The IMO said 65 per cent of NCHDs reported being unable to avail of study leave for mandatory exams due to gaps in the rota despite being entitled to 10 days guaranteed study leave every six months.

Some 77 per cent of NCHDs reported being pressured by their employer to work extra shifts, often at short notice, according to the IMO with Ms Clyne saying it is not unusual for NCHDs to be asked not to let their colleagues down.

Separately, about 80 per cent of interns are emigrating each year after completing a year of work in Ireland, though about 75 per cent are returning, according to the IMO.

Out of 850 interns, committee members heard that more than 700 are emigrating every year.

“We’re not saying they will never come back, we’re saying we can’t assume they will come back,” said Ms Clyne.

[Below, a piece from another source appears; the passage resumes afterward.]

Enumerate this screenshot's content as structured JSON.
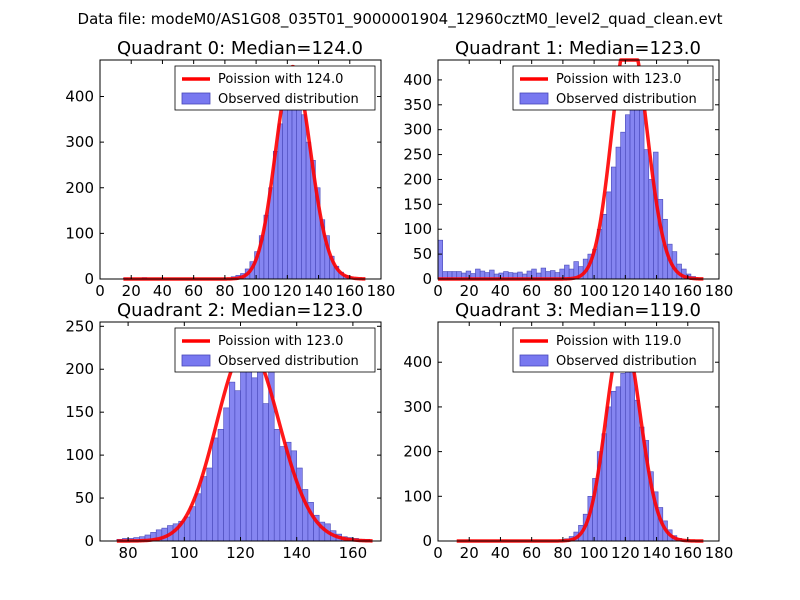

She said doctors receive multiple emails each day from headhunters abroad, while ads outside hospitals and bus stops aim to entice them to Australia.

“They have identified why you might leave,” she said adding that a better work-life balance is the main pulling factor, not money.

Meanwhile, the IMO said decades of underfunding has resulted in a need for 5,000 hospital beds, pushing for 1,000 a year over the next five years, which she said is “not overly ambitious”.

However, as the population increases, Ms Clyne said the service is “running to stand still” without significant action.

She said the lack of acute beds is most visible in emergency departments, adding that it is not unusual for patients to receive their entire treatment on a trolley until they are discharged.

“Their whole episode of care can take place beside the toilet in a corridor,” she said adding that it is “quite common” in University Hospital Limerick.